In almost every nonprofit or social enterprise job I’ve had, at least one coworker terrified me. There was the boss who gave unexpectedly negative feedback on my performance review. There was the director who had sudden, inexplicable outbursts of anger and frustration. There was the colleague who asked pointed questions, one after another, staring at me intensely and unrelentingly until I responded. There was the manager who frequently sent angry emails in ALL CAPS, punctuated with rows of exclamation marks.
Not surprisingly, I had a hard time working with these individuals. They caused me intense stress and anxiety. Yet in hindsight, I find that I deeply value those colleagues. I appreciate the ways in which they pushed me beyond what was comfortable and the ways I grew as a result.
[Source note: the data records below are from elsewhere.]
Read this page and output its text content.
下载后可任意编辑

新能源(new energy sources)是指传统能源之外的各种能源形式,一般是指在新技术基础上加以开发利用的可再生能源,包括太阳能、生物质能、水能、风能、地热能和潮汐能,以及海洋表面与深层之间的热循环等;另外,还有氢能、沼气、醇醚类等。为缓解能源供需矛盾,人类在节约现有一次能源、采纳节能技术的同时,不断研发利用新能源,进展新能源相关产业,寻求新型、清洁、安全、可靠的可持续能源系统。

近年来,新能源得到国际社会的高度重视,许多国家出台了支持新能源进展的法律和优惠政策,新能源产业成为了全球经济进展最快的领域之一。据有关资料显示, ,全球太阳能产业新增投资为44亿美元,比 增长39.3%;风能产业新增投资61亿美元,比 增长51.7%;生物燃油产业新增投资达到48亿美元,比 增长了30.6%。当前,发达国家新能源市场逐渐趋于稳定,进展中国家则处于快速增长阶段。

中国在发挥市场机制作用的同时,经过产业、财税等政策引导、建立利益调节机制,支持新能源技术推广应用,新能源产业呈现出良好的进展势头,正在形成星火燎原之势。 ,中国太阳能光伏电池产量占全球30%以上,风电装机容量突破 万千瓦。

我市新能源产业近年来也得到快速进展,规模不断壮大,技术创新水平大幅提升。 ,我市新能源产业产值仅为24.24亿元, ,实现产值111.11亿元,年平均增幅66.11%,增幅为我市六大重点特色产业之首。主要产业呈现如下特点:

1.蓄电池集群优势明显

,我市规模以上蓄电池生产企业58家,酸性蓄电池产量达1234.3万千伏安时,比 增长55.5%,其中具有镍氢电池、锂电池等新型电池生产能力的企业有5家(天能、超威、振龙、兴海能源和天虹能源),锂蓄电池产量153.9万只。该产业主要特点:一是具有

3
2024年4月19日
In any discussion about sensitives and empaths like myself, it is easy to focus on the negative aspects of being around those who aren’t like us. And while it is vital to set boundaries with toxic people in your life—including in social justice work—it’s also healthy to create space for “nonsensitive” peers who genuinely care about you and the social good. They may come across as prickly or aggressive, but they also bring many gifts to the table.
My nonsensitive colleagues have wowed me time and again with their confidence, persistence, resilience, and risk-taking. They are willing to fight the battles that I can’t, taking on the adversaries I would sooner run away from. They aren’t afraid to say hard truths or challenge long-held assumptions. They see and pursue opportunities that intimidate me. They help me to see what’s possible, and their efforts amplify my own.
Social justice work is complex and dynamic. It demands people who bounce back more quickly, who eagerly jump into the fray. We need colleagues who will challenge our assumptions in private and readily come to our defense in public. Their strengths counterbalance our strengths.
I still struggle with criticism and strongly worded emails. But I’d like to think that I’m a healthier version of my highly sensitive self: willing to take action a little sooner and better at understanding what’s worth processing and what’s worth letting go.
In a sphere like social justice, conflict and resistance are inevitable. When the warrior activists take on the louder, messier fights, they create space for us priestly advisers to work in more subtle ways. When we can respect and appreciate our differences, creating space for one another’s skills and gifts, there’s so much more we can accomplish.